React Native In Production

Clay Allsopp
5 min readSep 4, 2015


We’ve been using React Native in production for a few months. You might be considering React Native for your iOS app, or just casually wondering why we would do such a crazy thing, so here’s the story.

The BLUF is that React Native helped us ship crucial features in less time and immediately increased the percentage of our team that contributes iOS code. It’s working out, and we’re only going to increase our investment.

How did we get there?


The app is about a year old; we originally hacked it together with a web-native hybrid interface, and incrementally added native components over time. The web view code is written mainly with React and Flux, which was already a boon to our productivity and reduced bugs.

Fast-forward to a few months ago: we needed to build important features for our registration experience in a short amount of time, and they had to be done natively. Registration has available immediately and make a great first impression, so implementing these features in a web view wasn’t an option.

Since it was native, it fell on me (the lone native iOS engineer) to make it happen. Now, I’m pretty competent with UIKit, but I knew that “lots of new things” plus “not a lot of time” plus “critical” plus “iOS” ends in sadness. So I looked for a short-cut.


Web development used to feel just as daunting under similar circumstances. Then React came out, I adopted it at Propeller, and the work didn’t feel so intractable. I learned the benefits of isolated components, explicit state, and unidirectional data-flow, but I wasn’t getting that out of UIKit or the iOS ecosystem. Out of options, I hacked together an integration of React Native into our app to see if it would do the job.

I started not with the critical new features, but by re-writing a small isolated feature into React Native. It took less than a day, I learned the machinery of integrating it with our codebase, and hey — I happened to make some part of the app feel noticeably smoother.

After getting my feet wet, the new features came easily. Smarter folks have written about the joys of React and Flux, and I found they still applied to React Native. We got the work out on time and into the hands of our users.


This crazy thing worked, we got our features shipped, and I haven’t seen any React Native-specific crash reports in the wild. What happened next?


I mentioned earlier that we already used web views in our app, powered by React. While we don’t have any “universal” components, we do have some tooling and utility methods used by both sets of JavaScript code bases. But this is also a double-edged sword: it’s not immediately obvious that the web view JavaScript exists in a separate world than the React Native JavaScript.


Automation and iOS have never played nicely: you traditionally need an OS X build node, which probably makes it a special snowflake in your build ecosystem. But since React Native code uses JavaScript, we don’t actually need to compile any Objective-C to execute portions of our code.

Good chunks of the app’s business logic is totally unaware of the iOS environment and be unit tested under Node. We can use any old Linux build server, tests run much faster, and are ultimately more reliable.


If you know React on the web, you can start contributing to a React Native codebase with very little friction (especially relative to learning normal iOS development). There are still some bumps compared to writing web apps, especially around debugging, but everyone has contributed some kind of bug fix or feature.


Not everything has been roses. Here are some mistakes that we (and by we, mostly I) made when first integrating React Native, and hopefully you can learn from them.


Like many iOS engineers, I am cursed with enough experience with UIKit to do some really dumb things. One aspect of our app is a navigation bar with custom UINavigationBar hackery. It looks great — except neither Navigation nor NavigatorIOS supported our customizations.

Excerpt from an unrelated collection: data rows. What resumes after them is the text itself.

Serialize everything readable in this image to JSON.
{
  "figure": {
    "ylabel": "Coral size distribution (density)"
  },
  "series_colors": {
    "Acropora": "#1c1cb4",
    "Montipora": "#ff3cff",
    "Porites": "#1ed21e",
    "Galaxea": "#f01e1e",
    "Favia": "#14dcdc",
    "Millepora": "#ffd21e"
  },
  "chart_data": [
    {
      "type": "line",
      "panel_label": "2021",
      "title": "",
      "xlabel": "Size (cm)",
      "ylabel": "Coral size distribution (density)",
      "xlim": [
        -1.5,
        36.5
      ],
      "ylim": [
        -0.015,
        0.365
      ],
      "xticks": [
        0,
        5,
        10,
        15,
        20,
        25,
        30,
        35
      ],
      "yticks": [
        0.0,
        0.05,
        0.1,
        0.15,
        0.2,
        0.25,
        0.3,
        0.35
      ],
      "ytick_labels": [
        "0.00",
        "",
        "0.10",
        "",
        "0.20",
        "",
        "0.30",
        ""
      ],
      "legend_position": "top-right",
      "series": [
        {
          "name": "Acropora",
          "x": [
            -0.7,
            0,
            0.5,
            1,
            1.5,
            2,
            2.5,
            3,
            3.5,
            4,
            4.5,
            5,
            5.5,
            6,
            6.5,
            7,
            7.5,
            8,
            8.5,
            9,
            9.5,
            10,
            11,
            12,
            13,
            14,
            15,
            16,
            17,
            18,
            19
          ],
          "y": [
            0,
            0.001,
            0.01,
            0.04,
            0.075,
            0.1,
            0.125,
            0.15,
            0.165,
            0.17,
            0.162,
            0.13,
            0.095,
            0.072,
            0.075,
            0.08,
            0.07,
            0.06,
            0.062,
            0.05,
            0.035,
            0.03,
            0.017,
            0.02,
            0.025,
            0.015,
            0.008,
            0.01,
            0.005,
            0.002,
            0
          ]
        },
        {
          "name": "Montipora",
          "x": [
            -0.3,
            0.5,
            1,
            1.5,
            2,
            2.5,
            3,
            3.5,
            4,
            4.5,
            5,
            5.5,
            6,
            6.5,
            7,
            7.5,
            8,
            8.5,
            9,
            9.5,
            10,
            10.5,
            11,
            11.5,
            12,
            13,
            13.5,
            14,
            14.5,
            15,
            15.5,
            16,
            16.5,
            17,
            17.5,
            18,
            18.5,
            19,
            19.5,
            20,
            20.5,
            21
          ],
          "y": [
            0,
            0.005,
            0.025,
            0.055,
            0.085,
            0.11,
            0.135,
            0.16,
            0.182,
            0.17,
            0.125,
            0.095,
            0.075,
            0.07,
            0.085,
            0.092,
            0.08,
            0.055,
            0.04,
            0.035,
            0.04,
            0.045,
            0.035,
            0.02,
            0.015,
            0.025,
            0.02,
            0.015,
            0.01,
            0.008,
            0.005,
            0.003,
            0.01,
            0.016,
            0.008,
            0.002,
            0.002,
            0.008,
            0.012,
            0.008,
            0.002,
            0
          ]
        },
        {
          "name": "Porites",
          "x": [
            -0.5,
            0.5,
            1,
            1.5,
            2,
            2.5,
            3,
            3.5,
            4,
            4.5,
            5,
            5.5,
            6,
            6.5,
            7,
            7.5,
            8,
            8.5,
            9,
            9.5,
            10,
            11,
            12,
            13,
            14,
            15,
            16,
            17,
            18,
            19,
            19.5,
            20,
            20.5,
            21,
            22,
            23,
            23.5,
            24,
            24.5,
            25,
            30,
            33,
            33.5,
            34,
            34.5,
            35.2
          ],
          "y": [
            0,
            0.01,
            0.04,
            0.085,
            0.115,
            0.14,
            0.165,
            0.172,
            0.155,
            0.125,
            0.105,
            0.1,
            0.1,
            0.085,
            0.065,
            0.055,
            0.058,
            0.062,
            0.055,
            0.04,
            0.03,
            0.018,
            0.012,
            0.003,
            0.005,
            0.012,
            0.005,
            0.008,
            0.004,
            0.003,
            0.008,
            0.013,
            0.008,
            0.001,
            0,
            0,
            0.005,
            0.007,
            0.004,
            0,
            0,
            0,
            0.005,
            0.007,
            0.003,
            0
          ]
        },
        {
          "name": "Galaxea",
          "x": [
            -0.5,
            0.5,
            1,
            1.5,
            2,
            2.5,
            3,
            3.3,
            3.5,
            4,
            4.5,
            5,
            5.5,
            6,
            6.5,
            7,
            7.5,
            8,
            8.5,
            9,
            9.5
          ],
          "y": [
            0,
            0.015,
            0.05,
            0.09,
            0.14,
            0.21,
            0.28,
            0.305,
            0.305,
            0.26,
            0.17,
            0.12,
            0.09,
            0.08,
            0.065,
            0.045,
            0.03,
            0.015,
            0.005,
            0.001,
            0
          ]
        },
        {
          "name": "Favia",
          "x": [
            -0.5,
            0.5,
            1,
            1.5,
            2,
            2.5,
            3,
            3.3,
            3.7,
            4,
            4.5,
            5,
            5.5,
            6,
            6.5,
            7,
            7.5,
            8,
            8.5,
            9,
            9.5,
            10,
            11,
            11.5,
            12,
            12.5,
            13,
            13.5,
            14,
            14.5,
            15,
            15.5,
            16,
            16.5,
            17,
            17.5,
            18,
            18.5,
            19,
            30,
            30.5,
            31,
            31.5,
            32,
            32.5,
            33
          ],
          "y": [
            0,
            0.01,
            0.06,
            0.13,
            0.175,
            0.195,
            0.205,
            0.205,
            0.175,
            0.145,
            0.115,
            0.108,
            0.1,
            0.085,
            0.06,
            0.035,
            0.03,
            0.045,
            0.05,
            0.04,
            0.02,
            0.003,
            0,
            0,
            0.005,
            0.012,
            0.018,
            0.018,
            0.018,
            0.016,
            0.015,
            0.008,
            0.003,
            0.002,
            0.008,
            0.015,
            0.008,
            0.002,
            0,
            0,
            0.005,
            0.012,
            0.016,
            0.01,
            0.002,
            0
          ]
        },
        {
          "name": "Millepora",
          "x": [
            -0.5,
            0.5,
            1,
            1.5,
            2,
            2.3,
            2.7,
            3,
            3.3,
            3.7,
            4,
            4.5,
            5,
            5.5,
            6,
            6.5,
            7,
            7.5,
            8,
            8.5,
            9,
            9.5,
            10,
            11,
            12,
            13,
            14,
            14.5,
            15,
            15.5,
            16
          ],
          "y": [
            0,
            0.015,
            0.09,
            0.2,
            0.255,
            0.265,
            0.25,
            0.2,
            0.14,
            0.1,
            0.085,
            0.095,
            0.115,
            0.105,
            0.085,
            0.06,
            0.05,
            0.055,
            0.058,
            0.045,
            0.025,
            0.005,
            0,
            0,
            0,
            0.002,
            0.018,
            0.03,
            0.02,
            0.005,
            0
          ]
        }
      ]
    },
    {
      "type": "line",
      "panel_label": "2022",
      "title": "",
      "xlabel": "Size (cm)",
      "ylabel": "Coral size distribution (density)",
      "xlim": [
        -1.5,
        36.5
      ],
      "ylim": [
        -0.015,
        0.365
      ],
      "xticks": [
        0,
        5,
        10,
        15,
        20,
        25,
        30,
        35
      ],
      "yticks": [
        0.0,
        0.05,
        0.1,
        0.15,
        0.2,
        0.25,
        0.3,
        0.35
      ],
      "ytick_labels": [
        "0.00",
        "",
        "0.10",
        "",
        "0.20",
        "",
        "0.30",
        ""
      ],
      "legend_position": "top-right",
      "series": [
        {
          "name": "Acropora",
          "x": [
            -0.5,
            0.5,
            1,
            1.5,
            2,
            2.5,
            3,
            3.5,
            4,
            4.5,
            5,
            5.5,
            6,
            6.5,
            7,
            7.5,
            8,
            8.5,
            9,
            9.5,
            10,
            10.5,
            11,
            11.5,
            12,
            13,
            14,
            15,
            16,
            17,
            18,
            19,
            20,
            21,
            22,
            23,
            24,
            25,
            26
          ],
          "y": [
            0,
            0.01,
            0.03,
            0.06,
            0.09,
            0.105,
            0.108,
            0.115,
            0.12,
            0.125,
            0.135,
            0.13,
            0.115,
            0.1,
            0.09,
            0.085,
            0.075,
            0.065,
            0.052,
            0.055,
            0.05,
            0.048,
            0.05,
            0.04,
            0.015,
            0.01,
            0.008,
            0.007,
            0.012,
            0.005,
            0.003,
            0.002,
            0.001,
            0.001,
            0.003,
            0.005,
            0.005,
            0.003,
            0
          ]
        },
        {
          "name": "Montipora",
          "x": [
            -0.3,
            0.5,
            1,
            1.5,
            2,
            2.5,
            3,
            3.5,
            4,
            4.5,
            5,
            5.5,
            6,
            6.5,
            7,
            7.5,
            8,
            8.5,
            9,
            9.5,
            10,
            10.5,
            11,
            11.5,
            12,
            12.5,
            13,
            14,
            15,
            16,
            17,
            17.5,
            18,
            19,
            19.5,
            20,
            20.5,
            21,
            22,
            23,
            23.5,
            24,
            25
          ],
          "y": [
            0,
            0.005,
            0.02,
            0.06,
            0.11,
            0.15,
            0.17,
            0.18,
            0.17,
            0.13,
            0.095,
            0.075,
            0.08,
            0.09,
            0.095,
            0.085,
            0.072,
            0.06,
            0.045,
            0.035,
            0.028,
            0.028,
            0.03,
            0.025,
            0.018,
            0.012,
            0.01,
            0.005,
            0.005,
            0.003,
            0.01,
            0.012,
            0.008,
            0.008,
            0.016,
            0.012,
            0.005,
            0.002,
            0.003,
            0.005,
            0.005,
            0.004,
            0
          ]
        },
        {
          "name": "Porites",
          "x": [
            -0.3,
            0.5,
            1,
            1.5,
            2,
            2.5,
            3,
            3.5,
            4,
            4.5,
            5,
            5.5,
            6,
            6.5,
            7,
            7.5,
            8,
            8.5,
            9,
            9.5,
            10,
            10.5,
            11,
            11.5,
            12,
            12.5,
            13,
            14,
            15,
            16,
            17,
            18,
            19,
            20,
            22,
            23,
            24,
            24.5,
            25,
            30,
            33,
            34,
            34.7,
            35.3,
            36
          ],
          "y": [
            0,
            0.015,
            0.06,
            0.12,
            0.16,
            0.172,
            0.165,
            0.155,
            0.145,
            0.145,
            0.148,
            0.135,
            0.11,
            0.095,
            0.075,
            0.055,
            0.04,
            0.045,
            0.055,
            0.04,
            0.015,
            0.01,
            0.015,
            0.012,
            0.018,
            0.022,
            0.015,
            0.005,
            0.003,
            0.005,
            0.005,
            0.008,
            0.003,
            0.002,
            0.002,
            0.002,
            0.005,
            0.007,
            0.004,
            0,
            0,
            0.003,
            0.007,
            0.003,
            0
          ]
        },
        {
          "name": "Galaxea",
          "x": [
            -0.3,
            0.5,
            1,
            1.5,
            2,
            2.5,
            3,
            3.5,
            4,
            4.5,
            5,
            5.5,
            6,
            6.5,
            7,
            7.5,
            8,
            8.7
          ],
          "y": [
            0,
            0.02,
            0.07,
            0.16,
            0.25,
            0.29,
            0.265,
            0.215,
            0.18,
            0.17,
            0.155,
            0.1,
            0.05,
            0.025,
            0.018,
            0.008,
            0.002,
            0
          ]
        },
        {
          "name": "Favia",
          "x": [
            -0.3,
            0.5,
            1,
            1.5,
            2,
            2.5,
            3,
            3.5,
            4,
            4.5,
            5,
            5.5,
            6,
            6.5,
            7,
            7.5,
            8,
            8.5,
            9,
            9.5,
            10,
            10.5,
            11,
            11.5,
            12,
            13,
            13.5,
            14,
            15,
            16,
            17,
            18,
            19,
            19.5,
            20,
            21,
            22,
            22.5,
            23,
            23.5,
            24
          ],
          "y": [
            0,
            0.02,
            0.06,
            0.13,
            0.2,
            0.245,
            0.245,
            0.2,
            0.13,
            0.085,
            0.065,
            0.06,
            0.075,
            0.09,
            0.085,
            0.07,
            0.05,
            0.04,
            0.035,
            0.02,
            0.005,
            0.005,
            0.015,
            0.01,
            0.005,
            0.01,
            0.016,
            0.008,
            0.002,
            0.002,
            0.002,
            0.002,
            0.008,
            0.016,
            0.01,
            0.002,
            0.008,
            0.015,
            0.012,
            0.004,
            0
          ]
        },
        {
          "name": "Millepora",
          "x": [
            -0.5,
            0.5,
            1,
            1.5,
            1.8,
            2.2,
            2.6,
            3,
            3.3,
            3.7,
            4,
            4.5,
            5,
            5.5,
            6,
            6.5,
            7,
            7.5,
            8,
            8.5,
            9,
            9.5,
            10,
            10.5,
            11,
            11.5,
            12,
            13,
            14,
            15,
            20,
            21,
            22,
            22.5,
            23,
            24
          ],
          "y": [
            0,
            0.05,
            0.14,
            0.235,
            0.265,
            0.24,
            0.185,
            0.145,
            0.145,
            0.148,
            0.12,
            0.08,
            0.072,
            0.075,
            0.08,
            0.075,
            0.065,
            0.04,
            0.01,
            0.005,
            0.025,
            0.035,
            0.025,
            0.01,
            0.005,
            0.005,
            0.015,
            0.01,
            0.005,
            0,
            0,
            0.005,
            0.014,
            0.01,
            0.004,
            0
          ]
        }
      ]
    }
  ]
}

Instead, I decided to be just so clever and wrap each React View in its own custom UIViewController subclass. We got to use our custom navigation bar, we kept the native interactions and transitions — but it added a whole lot of bouncing between Objective-C and JavaScript. This stuff is hard to debug if you didn’t write it. We’ll be switching to Navigator soon.

Many Worlds

Introducing React Native increased the mental overhead of answering, “Wait, how does this app work?” There are now three distinct user-interface environments in our app: web views, React Native views, and UIKit views.

Unless you started from scratch with React Native, you’ll have this problem. Crossing data between all the combinations of boundaries is possible, but we try not to do it often because it feels brittle.


This might go without saying, but React Native hasn’t hit a stable release and its APIs are evolving. Our app had some not-so-trivial Objective-C glue to get React Native working with our existing code, which stone-walled our attempts to upgrade for awhile. It’s incredibly exciting to see the regular release cadence of React Native, and one day we’ll get caught up.

A buddy of mine said that React Native is promising, but (for now) you need to understand both iOS and React to make it work well. I think I agree — if you don’t have a normal iOS engineer to shepherd your integration of React Native, you might have a bad time. But hey, it’s pre-1.0, and that will get better.

Regardless, React Native has gone viral in our codebase, and we’re doubling down. It might have some limitations, and may not be the right tool for everything, but React Native increased app quality while exposing more of the team to iOS development. What more could we want?